Portanto, partindo desta linha de entendimento, deve-se considerar que eventuais multas de ofício (não qualificadas) com percentual igual ou próximo a 100% do tributo devido configuram-se confiscatórias.
Neste sentido, entendemos que há bons argumentos para eventuais ações que questionem multas pagas ou cobradas no patamar de 100% sem que tenha ocorrido qualquer conduta dolosa por parte do contribuinte.
Outro ponto que merece atenção é a possível modulação dos efeitos, que, no voto comentado, ressalvou as ações judiciais e processos administrativos pendentes de conclusão no momento da publicação da ata de julgamento.
Isso porque, caso o contribuinte esteja no “limbo” entre o fim do processo administrativo e a ação judicial, não estaria ressalvado da modulação, supostamente não aplicando-se a redução da penalidade.

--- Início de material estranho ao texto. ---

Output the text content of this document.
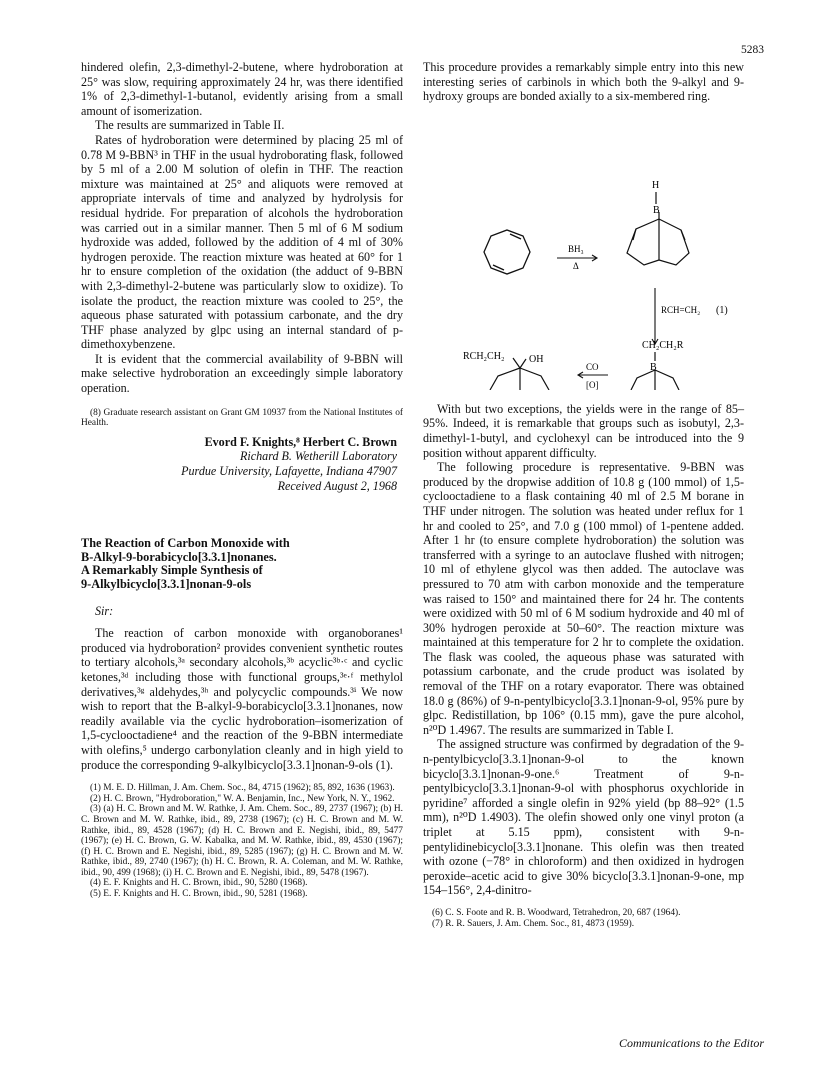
5283

hindered olefin, 2,3-dimethyl-2-butene, where hydroboration at 25° was slow, requiring approximately 24 hr, was there identified 1% of 2,3-dimethyl-1-butanol, evidently arising from a small amount of isomerization.

The results are summarized in Table II.

Rates of hydroboration were determined by placing 25 ml of 0.78 M 9-BBN³ in THF in the usual hydroborating flask, followed by 5 ml of a 2.00 M solution of olefin in THF. The reaction mixture was maintained at 25° and aliquots were removed at appropriate intervals of time and analyzed by hydrolysis for residual hydride. For preparation of alcohols the hydroboration was carried out in a similar manner. Then 5 ml of 6 M sodium hydroxide was added, followed by the addition of 4 ml of 30% hydrogen peroxide. The reaction mixture was heated at 60° for 1 hr to ensure completion of the oxidation (the adduct of 9-BBN with 2,3-dimethyl-2-butene was particularly slow to oxidize). To isolate the product, the reaction mixture was cooled to 25°, the aqueous phase saturated with potassium carbonate, and the dry THF phase analyzed by glpc using an internal standard of p-dimethoxybenzene.

It is evident that the commercial availability of 9-BBN will make selective hydroboration an exceedingly simple laboratory operation.

(8) Graduate research assistant on Grant GM 10937 from the National Institutes of Health.

Evord F. Knights,⁸ Herbert C. Brown
Richard B. Wetherill Laboratory
Purdue University, Lafayette, Indiana 47907
Received August 2, 1968
The Reaction of Carbon Monoxide with
B-Alkyl-9-borabicyclo[3.3.1]nonanes.
A Remarkably Simple Synthesis of
9-Alkylbicyclo[3.3.1]nonan-9-ols
Sir:

The reaction of carbon monoxide with organoboranes¹ produced via hydroboration² provides convenient synthetic routes to tertiary alcohols,³ᵃ secondary alcohols,³ᵇ acyclic³ᵇ·ᶜ and cyclic ketones,³ᵈ including those with functional groups,³ᵉ·ᶠ methylol derivatives,³ᵍ aldehydes,³ʰ and polycyclic compounds.³ⁱ We now wish to report that the B-alkyl-9-borabicyclo[3.3.1]nonanes, now readily available via the cyclic hydroboration–isomerization of 1,5-cyclooctadiene⁴ and the reaction of the 9-BBN intermediate with olefins,⁵ undergo carbonylation cleanly and in high yield to produce the corresponding 9-alkylbicyclo[3.3.1]nonan-9-ols (1).

(1) M. E. D. Hillman, J. Am. Chem. Soc., 84, 4715 (1962); 85, 892, 1636 (1963).

(2) H. C. Brown, "Hydroboration," W. A. Benjamin, Inc., New York, N. Y., 1962.

(3) (a) H. C. Brown and M. W. Rathke, J. Am. Chem. Soc., 89, 2737 (1967); (b) H. C. Brown and M. W. Rathke, ibid., 89, 2738 (1967); (c) H. C. Brown and M. W. Rathke, ibid., 89, 4528 (1967); (d) H. C. Brown and E. Negishi, ibid., 89, 5477 (1967); (e) H. C. Brown, G. W. Kabalka, and M. W. Rathke, ibid., 89, 4530 (1967); (f) H. C. Brown and E. Negishi, ibid., 89, 5285 (1967); (g) H. C. Brown and M. W. Rathke, ibid., 89, 2740 (1967); (h) H. C. Brown, R. A. Coleman, and M. W. Rathke, ibid., 90, 499 (1968); (i) H. C. Brown and E. Negishi, ibid., 89, 5478 (1967).

(4) E. F. Knights and H. C. Brown, ibid., 90, 5280 (1968).

(5) E. F. Knights and H. C. Brown, ibid., 90, 5281 (1968).

This procedure provides a remarkably simple entry into this new interesting series of carbinols in which both the 9-alkyl and 9-hydroxy groups are bonded axially to a six-membered ring.

BH₃
Δ
H
B
RCH=CH₂ (1)
CH₂CH₂R
B
CO
[O]
RCH₂CH₂ OH

With but two exceptions, the yields were in the range of 85–95%. Indeed, it is remarkable that groups such as isobutyl, 2,3-dimethyl-1-butyl, and cyclohexyl can be introduced into the 9 position without apparent difficulty.

The following procedure is representative. 9-BBN was produced by the dropwise addition of 10.8 g (100 mmol) of 1,5-cyclooctadiene to a flask containing 40 ml of 2.5 M borane in THF under nitrogen. The solution was heated under reflux for 1 hr and cooled to 25°, and 7.0 g (100 mmol) of 1-pentene added. After 1 hr (to ensure complete hydroboration) the solution was transferred with a syringe to an autoclave flushed with nitrogen; 10 ml of ethylene glycol was then added. The autoclave was pressured to 70 atm with carbon monoxide and the temperature was raised to 150° and maintained there for 24 hr. The contents were oxidized with 50 ml of 6 M sodium hydroxide and 40 ml of 30% hydrogen peroxide at 50–60°. The reaction mixture was maintained at this temperature for 2 hr to complete the oxidation. The flask was cooled, the aqueous phase was saturated with potassium carbonate, and the crude product was isolated by removal of the THF on a rotary evaporator. There was obtained 18.0 g (86%) of 9-n-pentylbicyclo[3.3.1]nonan-9-ol, 95% pure by glpc. Redistillation, bp 106° (0.15 mm), gave the pure alcohol, n²⁰D 1.4967. The results are summarized in Table I.

The assigned structure was confirmed by degradation of the 9-n-pentylbicyclo[3.3.1]nonan-9-ol to the known bicyclo[3.3.1]nonan-9-one.⁶ Treatment of 9-n-pentylbicyclo[3.3.1]nonan-9-ol with phosphorus oxychloride in pyridine⁷ afforded a single olefin in 92% yield (bp 88–92° (1.5 mm), n²⁰D 1.4903). The olefin showed only one vinyl proton (a triplet at 5.15 ppm), consistent with 9-n-pentylidinebicyclo[3.3.1]nonane. This olefin was then treated with ozone (−78° in chloroform) and then oxidized in hydrogen peroxide–acetic acid to give 30% bicyclo[3.3.1]nonan-9-one, mp 154–156°, 2,4-dinitro-

(6) C. S. Foote and R. B. Woodward, Tetrahedron, 20, 687 (1964).

(7) R. R. Sauers, J. Am. Chem. Soc., 81, 4873 (1959).

Communications to the Editor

Para fins de segurança, é fundamental que seja ajuizada alguma medida judicial para os casos que se encontrem nessa situação antes do dia 14/08/2024 (data da sessão de julgamento), a fim de que, prevalecendo o entendimento do Min. Dias Toffoli, não sejam afetados eventualmente pela modulação dos efeitos da decisão.
Diante do exposto, entendemos que há bons argumentos para questionar multas aplicadas no patamar de 100% sem considerar conduta dolosa do contribuinte.
Por outo lado, nos casos de aplicação em que o contribuinte sofreu com a cobrança ou mesmo realizou o pagamento de multa qualificada acima de 100%, sem a consideração de reincidência, é recomendável o ajuizamento de medidas judiciais para garantir que suas situações sejam analisadas sob os novos parâmetros antes da modulação dos efeitos.
O Escritório P&R Advogados Associados se coloca à disposição para maiores esclarecimentos acerca do tema.
Por Samuel Jefte Vieira Cavalcanti Matias
Advogado tributarista na Pimentel & Rohenkohl Advogados
[1] https://portal.stf.jus.br/processos/detalhe.asp?incidente=4370056,
Tema de Repercussão Geral nº 863: “Limites da multa fiscal qualificada em razão de sonegação, fraude ou conluio, tendo em vista a vedação constitucional ao efeito confiscatório.”
[2] https://portal.stf.jus.br/processos/detalhe.asp?incidente=4071634
Tema de Repercussão Geral nº 487: “Caráter confiscatório da “multa isolada” por descumprimento de obrigação acessória decorrente de dever instrumental.”
[3] Proferido na Arguição de Inconstitucionalidade nº 2005.72.06.001070-1, julgada pelo Tribunal Regional Federal da 4ª Região.